I knew it was going to end where it did, and as the credits rolled I had to stop myself yelling “Damn you! How can you leave it unfinished like that!” at the movie screen. But, my colleague observed as we walked out of the cinema, that is the power of great story telling. All the way through the movie I could imagine what had come before, and as soon as it finished I was imagining what would happen next. So lost was I in the story that I had entered the world created before me and didn’t want to be told it was time to leave.
This evening, I and some of my colleagues finished work early to go to the local arthouse cinema, Watershed, to see Japanese writer and director Hirokazu Koreeda‘s (是枝 裕和) latest film, Like Father, Like Son (そして父になる).
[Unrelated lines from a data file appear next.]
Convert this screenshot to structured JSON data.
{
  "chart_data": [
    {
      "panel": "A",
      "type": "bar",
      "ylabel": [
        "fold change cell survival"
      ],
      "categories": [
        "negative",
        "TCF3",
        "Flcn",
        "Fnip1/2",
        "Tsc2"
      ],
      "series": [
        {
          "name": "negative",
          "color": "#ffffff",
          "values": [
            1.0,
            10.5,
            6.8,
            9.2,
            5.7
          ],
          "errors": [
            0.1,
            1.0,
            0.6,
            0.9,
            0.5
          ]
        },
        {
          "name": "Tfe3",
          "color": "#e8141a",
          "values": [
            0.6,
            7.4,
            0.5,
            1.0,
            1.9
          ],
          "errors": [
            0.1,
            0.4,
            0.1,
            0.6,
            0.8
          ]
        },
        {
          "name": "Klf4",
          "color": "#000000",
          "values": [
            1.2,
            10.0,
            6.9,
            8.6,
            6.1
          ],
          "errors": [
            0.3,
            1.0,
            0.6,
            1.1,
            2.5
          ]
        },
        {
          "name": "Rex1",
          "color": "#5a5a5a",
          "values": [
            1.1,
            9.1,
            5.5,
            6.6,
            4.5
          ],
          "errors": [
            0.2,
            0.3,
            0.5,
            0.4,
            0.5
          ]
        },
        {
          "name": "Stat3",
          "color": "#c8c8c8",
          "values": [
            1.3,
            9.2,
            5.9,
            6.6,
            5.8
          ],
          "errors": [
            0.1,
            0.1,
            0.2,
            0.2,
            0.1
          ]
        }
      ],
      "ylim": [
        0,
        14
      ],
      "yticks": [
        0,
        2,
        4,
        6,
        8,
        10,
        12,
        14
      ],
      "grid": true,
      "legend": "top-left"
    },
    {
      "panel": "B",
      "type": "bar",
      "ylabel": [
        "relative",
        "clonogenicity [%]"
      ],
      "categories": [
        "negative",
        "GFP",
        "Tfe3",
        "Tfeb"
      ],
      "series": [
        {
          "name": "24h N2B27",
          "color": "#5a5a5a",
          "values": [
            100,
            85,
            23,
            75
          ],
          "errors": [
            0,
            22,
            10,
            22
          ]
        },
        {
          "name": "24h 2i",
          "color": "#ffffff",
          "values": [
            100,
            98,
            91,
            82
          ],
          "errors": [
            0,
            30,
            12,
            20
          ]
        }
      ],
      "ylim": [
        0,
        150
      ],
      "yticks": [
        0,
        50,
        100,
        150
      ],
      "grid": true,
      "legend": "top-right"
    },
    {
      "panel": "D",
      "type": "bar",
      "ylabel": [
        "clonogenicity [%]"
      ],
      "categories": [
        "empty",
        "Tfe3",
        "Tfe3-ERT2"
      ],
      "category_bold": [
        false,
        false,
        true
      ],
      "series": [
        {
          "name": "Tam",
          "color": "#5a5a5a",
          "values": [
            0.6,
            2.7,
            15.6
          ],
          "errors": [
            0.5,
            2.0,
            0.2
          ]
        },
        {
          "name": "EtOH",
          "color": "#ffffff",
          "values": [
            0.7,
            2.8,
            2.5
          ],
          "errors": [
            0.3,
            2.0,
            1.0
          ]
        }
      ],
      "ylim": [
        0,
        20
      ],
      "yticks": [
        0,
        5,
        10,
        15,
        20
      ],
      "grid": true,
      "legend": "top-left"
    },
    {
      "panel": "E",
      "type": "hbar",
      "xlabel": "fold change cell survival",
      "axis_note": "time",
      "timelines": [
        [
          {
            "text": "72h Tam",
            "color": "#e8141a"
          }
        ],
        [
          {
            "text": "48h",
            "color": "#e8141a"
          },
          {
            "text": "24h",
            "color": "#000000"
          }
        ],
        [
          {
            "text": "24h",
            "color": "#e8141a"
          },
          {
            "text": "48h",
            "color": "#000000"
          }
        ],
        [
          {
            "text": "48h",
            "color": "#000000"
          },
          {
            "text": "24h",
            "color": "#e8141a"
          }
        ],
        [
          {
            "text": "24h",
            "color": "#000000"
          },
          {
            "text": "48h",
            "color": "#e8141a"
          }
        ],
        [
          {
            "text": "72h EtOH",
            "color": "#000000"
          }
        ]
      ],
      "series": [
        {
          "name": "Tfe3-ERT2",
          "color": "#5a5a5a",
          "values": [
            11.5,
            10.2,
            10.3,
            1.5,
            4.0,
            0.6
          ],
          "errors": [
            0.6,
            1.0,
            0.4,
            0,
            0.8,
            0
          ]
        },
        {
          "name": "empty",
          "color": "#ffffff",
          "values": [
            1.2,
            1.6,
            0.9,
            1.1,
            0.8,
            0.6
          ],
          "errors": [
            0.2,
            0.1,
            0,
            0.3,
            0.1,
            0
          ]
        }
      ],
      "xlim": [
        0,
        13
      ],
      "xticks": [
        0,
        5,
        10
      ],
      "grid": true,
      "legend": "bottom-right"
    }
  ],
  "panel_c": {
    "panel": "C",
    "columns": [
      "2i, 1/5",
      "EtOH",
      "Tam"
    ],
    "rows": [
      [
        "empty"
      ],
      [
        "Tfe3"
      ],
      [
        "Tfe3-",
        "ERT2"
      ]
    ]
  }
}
I deliberately didn’t read too much about the film before watching it, but I knew if it was anything like Koreeda’s I Wish (奇跡) (which I haven’t seen but have heard so many good things about) it would certainly be worth watching. In fact, I have actually seen another Koreeda film before, but didn’t realise until a moment ago when I was searching online for his other films. One of my students in Nagoya was a huge movie buff and he gave me a copy of a film called After Life (known in Japan as Wonderful Life / ワンダフルライフ), which is a quirky and utterly wonderful film about having to choose just one memory to keep for eternity. Funnily enough, I found myself thinking about that film when I came out of the cinema tonight, but I didn’t realise at the time it was by the same writer/director. Koreeda clearly has a style that’s unique to his films, and I think I’d like to see more of his work now.
Anyway, you could take me at my word at this point and trust me – Like Father, Like Son is a touching human drama, heartbreaking in places, funny in others, and you really should go and watch it. If you don’t believe me, here’s a trailer:
And if that isn’t enough to convince you, here’s some more waffle from me. I don’t profess to be a film critic at all – I haven’t seen nearly enough films, and I like far too much of what I watch to be critical. So all I can tell you is why I like this film, and try to explain to you why it got right under my skin.
Like father, Like Son is the poignant story of two six-year-old boys who were switched at birth, unbeknownst to their parents. The hospital where they were born realises the mistake 6 years later and gets in touch to discuss the idea of switching the boys back. The film addresses the ancient argument of nature versus nurture – does one have to share the same blood to be family? Can you be a true mother or a father to a child raised by someone else? The two children were raised in such very different ways – one living among high-rise buildings in the centre of Tokyo, in an apartment which is more like a hotel than a home with parents who educate but don’t play; the other in a simple house, raised by local shop-keepers.
The biggest question asked in the film is to the audience – what would you do? I’m not a parent, but I tried to put myself in the position of the mothers in the film. How on earth could you give away the child you loved and raised for six years? But how on earth could you not be with your own real child? It’s an unanswerable question, and perhaps that’s why the movie ended with some lack of resolution.
Aside from the incredible story and truly wonderful actors, the other reason to see this film is to get a fix of Japanese culture. So much of this story is set in the homes of the two families, and it’s interesting to see these two very different lifestyles. One is a family in which piano lessons are important, entrance exams for school are studied hard for and celebrated, playing on computer games is limited to short periods, and the child bathes alone to encourage independence. The other is a family which flies kites together, bathes together, digs in to their dinner together with absolute joy, and is happy despite their lack of riches. Can you imagine switching from one of those homes to the other? No, neither could I. For anyone interested in Japanese culture, this film is a lovely insight into family life and habits. I should also add that, although the film was of course subtitled, a lot of it wasn’t that hard to understand even with my poor Japanese – so it might be a good film to watch if you’re studying the language too.
So, what I’m really trying to say is: go out and watch Like Father, Like Son at the first opportunity you get! It’s a truly moving film – and absolute masterpiece.